Он окружил себя волхвами, колдуньями и магами; знаменитый алхимик и чародей пан Твардовский (этот польский Фауст) окуривал короля синим дымом, и тогда перед ним возникал дух Барбары… Отделясь от стены, она, лучезарная, тянула к нему руки и король, бросив чашу с вином, кидался навстречу женщине, а потом скреб пальцами стену:

– Не мучай! Приди… еще хоть раз! Вернись…

В минуту просветления он изгнал свою мать, и она, покинув Польшу, поселилась в итальянском городе Бари. Испанский король Филипп II сразу выклянчил у нее в долг 420 000 золотых дукатов на борьбу с «ересью». После этого, получив благословение папы, Бона Сфорца собралась греться на солнце до ста лет. Домашний доктор, грек Папагоди, веселый, красивый и молодой, однажды поднес ей бокал с лекарством для омоложения тела:

– Сегодня я приготовил для вас отличный декокт…

Это был декокт пополам с ядом. Узнав о смерти матери, Сигизмунд-Август умолял банкиров Фуггеров, чтобы вернули польские деньги, вложенные в их банк матерью. Фуггеры отрицали наличие вклада. Тогда он обратился к Филиппу II в Мадрид, чтобы тот, благородный Габсбург, вернул долги матери…

Король Испании даже не ответил королю Польши!

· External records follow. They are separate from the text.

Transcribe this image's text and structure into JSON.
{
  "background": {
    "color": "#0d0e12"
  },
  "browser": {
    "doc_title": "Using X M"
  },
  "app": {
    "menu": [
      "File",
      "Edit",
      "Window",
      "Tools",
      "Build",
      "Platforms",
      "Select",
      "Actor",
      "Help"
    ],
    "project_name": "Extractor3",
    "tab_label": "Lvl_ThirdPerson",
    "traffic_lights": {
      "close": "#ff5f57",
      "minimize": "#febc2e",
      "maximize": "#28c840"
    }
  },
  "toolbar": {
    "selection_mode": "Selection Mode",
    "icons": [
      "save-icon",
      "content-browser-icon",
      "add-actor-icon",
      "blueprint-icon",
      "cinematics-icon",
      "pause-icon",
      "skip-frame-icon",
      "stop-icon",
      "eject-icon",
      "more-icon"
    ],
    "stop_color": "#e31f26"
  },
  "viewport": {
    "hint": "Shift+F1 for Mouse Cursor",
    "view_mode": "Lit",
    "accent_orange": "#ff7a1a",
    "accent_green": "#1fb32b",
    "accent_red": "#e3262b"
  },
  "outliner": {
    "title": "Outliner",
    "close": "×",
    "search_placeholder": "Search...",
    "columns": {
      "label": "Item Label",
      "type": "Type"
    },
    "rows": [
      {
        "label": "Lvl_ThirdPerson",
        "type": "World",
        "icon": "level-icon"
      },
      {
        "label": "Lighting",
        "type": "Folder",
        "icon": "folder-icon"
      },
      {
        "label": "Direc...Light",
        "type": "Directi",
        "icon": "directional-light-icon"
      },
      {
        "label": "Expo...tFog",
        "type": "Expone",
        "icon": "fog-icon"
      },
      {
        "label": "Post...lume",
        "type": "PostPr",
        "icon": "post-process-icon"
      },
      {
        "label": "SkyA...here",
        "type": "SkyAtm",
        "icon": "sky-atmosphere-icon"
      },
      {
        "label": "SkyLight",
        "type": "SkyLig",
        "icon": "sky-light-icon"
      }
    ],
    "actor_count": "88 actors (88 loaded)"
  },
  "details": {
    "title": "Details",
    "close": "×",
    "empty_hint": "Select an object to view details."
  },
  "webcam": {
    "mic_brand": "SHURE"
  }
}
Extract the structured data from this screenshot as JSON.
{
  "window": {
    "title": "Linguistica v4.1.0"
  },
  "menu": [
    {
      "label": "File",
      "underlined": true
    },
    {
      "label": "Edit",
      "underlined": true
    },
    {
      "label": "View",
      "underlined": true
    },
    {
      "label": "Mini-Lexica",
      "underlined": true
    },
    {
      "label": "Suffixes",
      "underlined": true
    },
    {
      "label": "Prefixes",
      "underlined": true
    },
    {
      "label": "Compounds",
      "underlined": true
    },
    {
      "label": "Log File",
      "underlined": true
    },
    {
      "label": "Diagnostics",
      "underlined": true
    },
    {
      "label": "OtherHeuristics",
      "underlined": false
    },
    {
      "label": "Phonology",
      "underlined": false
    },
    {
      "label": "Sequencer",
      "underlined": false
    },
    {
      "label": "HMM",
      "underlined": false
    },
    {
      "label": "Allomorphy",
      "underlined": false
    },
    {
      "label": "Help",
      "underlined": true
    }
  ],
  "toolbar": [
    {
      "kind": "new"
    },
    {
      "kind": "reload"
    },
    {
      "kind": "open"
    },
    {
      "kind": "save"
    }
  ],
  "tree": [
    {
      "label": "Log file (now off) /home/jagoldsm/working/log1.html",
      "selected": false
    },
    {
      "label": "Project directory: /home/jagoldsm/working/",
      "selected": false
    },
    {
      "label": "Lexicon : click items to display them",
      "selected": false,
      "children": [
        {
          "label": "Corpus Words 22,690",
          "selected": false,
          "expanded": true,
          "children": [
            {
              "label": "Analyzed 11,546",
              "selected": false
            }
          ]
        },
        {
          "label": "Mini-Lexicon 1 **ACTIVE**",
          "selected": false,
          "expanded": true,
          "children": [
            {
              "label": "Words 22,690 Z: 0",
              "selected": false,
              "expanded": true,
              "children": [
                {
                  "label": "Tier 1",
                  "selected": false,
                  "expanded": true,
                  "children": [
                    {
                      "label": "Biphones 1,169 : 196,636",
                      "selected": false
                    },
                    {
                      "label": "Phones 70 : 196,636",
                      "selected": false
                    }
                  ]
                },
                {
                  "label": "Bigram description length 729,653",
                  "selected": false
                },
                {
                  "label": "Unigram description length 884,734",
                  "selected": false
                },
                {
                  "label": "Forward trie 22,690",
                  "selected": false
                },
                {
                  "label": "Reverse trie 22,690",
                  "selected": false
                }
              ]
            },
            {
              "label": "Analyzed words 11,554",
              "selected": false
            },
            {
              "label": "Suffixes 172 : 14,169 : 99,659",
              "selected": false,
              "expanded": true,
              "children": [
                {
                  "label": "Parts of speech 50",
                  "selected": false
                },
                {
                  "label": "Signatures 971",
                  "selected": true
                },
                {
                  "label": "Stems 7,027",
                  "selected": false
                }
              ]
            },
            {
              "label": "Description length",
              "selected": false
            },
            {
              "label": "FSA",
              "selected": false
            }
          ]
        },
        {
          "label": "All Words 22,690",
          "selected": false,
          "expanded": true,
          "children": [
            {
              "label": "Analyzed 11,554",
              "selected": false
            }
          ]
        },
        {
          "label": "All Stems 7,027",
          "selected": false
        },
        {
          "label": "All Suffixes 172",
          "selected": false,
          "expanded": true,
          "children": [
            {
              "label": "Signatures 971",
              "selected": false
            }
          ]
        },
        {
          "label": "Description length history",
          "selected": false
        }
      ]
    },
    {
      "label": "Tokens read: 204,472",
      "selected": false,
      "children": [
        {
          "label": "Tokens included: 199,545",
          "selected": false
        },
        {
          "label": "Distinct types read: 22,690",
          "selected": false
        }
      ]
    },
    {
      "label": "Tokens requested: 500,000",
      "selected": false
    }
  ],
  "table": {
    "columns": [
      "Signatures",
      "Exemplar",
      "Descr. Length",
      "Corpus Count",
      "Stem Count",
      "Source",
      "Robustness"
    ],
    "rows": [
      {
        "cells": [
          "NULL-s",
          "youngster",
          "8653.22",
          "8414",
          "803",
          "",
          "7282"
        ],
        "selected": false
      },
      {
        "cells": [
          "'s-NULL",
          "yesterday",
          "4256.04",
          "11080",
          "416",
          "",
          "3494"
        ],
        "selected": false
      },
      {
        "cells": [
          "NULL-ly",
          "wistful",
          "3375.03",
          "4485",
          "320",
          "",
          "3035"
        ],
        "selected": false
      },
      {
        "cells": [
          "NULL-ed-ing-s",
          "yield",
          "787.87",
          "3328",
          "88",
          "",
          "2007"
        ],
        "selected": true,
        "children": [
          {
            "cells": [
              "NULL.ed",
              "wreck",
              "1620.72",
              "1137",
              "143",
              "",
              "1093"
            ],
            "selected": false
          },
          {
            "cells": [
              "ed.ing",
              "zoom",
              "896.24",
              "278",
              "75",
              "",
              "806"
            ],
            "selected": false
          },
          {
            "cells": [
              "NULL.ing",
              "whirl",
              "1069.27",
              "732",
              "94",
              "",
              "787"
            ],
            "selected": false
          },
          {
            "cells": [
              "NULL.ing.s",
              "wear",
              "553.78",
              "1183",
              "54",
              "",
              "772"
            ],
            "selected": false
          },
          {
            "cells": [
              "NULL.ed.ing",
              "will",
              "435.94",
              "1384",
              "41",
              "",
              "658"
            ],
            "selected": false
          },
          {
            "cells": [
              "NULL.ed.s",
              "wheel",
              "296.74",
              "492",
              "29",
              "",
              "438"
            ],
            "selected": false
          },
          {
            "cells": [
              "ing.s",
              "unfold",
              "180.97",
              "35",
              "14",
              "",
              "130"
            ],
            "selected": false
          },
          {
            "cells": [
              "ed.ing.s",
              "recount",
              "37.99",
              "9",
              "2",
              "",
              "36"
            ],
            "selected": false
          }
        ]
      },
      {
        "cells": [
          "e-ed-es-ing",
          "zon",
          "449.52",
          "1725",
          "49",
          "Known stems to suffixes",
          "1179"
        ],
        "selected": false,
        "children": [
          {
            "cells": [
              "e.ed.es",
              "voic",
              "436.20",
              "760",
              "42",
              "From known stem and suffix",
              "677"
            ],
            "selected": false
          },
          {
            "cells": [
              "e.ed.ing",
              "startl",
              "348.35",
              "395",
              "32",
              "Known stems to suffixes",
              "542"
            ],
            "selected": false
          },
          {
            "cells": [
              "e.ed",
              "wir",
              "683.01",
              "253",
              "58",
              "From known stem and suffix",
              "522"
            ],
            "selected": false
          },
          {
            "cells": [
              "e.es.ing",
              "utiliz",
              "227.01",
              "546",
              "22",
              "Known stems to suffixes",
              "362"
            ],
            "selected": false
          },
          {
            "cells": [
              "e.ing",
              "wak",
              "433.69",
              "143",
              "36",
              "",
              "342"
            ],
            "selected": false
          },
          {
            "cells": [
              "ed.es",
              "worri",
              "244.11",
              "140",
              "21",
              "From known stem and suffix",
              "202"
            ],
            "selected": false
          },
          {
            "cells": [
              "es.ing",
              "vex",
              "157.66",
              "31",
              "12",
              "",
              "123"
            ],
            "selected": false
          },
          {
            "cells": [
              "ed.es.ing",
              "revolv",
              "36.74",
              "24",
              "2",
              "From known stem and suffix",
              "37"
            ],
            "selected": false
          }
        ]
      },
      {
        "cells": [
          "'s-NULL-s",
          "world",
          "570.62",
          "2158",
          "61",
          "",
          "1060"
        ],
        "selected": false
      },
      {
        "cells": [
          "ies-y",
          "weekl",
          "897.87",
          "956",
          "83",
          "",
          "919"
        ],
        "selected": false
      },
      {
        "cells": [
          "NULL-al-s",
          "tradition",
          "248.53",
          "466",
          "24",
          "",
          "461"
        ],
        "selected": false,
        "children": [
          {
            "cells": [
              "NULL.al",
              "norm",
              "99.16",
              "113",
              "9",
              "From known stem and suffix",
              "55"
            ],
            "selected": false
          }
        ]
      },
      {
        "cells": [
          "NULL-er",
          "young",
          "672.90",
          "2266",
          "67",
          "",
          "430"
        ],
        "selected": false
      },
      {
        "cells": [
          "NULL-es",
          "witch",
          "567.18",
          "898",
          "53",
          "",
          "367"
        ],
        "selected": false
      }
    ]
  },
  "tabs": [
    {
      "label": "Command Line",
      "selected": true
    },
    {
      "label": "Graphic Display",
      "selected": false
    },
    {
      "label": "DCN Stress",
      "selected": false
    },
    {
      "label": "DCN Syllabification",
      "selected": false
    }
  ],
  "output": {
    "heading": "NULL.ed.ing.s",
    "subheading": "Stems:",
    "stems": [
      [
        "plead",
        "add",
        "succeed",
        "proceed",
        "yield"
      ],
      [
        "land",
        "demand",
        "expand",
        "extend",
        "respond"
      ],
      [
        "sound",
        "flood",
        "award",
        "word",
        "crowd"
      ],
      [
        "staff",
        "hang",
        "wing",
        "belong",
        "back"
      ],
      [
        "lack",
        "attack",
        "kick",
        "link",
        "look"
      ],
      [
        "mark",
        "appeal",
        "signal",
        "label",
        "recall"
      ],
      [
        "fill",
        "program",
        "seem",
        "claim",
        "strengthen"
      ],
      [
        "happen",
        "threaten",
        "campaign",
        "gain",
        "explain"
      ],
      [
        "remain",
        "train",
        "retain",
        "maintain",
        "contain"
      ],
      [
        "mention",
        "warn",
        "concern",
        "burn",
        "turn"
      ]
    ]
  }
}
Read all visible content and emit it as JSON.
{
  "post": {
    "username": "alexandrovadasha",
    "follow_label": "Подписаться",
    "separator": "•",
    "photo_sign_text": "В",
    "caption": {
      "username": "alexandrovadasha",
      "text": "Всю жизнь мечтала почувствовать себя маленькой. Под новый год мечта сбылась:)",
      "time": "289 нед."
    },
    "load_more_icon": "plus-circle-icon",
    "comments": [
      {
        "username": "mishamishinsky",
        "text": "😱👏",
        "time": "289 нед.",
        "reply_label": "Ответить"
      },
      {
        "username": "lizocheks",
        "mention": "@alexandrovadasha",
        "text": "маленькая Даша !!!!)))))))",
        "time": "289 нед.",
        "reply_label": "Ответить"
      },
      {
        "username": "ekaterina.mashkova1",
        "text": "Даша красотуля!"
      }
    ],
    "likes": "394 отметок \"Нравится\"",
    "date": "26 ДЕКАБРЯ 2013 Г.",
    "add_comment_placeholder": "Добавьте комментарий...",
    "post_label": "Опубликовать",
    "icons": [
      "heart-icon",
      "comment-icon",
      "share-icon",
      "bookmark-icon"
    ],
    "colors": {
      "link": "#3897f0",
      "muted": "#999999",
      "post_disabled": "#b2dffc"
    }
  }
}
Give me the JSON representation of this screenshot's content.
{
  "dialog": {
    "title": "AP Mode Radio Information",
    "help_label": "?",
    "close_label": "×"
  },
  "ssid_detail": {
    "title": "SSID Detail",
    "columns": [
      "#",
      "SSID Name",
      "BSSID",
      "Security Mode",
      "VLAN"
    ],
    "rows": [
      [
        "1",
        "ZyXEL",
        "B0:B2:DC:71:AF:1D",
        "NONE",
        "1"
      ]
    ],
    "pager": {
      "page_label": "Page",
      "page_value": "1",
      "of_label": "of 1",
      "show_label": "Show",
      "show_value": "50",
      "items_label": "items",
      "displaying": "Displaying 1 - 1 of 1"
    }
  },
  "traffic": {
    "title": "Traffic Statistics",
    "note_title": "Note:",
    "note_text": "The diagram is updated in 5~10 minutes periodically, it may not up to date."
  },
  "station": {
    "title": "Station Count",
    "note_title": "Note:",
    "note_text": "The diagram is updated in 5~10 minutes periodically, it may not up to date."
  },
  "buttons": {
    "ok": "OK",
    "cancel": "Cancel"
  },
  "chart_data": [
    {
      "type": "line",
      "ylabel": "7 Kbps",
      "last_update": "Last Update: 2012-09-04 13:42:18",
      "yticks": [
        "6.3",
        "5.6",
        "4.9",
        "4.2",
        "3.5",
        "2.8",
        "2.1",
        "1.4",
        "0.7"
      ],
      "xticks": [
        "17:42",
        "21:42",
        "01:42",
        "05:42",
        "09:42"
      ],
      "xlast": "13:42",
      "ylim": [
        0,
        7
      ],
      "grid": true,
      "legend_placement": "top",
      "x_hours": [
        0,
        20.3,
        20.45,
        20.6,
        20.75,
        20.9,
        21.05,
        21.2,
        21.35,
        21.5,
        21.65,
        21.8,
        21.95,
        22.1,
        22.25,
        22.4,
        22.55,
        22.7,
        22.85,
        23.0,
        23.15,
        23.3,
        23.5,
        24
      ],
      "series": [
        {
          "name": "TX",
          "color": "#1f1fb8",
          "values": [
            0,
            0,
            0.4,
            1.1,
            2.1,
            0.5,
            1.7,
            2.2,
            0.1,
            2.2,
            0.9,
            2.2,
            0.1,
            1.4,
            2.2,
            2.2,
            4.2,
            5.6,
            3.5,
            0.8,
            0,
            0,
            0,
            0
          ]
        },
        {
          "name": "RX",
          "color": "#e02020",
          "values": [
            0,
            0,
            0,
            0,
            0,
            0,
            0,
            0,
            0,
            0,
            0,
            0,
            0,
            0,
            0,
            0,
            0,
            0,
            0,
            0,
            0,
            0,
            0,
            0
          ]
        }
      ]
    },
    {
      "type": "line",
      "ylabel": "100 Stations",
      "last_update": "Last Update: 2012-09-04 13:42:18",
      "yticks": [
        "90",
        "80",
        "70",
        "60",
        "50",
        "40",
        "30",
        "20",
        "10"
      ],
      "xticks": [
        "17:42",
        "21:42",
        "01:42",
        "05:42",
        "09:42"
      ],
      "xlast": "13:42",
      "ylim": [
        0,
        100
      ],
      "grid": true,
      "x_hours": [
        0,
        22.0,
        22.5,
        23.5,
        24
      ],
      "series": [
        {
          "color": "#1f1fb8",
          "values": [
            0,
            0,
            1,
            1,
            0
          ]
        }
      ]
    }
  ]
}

Иниго Лойола умер за год до смерти Боны Сфорца…

* * *

Королевна Анна Ягеллонка ехала из Кракова в свои владения. Скупо поджав морщинистые губы, она перебирала четки, изредка поглядывая в окно кареты. Вокруг было пусто и одичало. Где-то на дорогах Мазовии ей встретилось одинокое засохшее дерево. На его сучьях болтались два удавленника, а под деревом – с обрывком петли на шее – сидел босоногий монах с изможденным лицом.

– Слава Иисусу Сладчайшему! Моя веревка лопнула.

– Кто ты сам и кто эти повешенные люди?

– Мы не люди – мы псы господни. Нас послал великий Рим, дабы внушать страх еретикам, дабы содрогнулся мир безбожия и прозрели души, заблудшие во мраке лютеранской ереси.

Анна Ягеллонка догадалась, кто он такой:

– Ступай же далее путем праведным, в Варшаве для вас хватит дела, чтобы лаять на отступников божиих…

Так в Польше (Полонии), почти под боком Руси, появились первые иезуиты. Английский историк Маколей писал о них: «Они проникли из одной страны в другую, переодеваясь самым различным образом, то под видом жизнерадостных рыцарей, то под видом простых крестьян, то в качестве пуританских проповедников. Их можно было обнаружить одетыми в платье (китайских) мандаринов… С чувством полного подчинения иезуит предоставлял своему начальнику самому решить, должен ли он жить на северном полюсе или под солнцем экватора».

1 Нынешний город Феодосия; в старые времена был главным районом работорговли. – Здесь и далее прим. авт.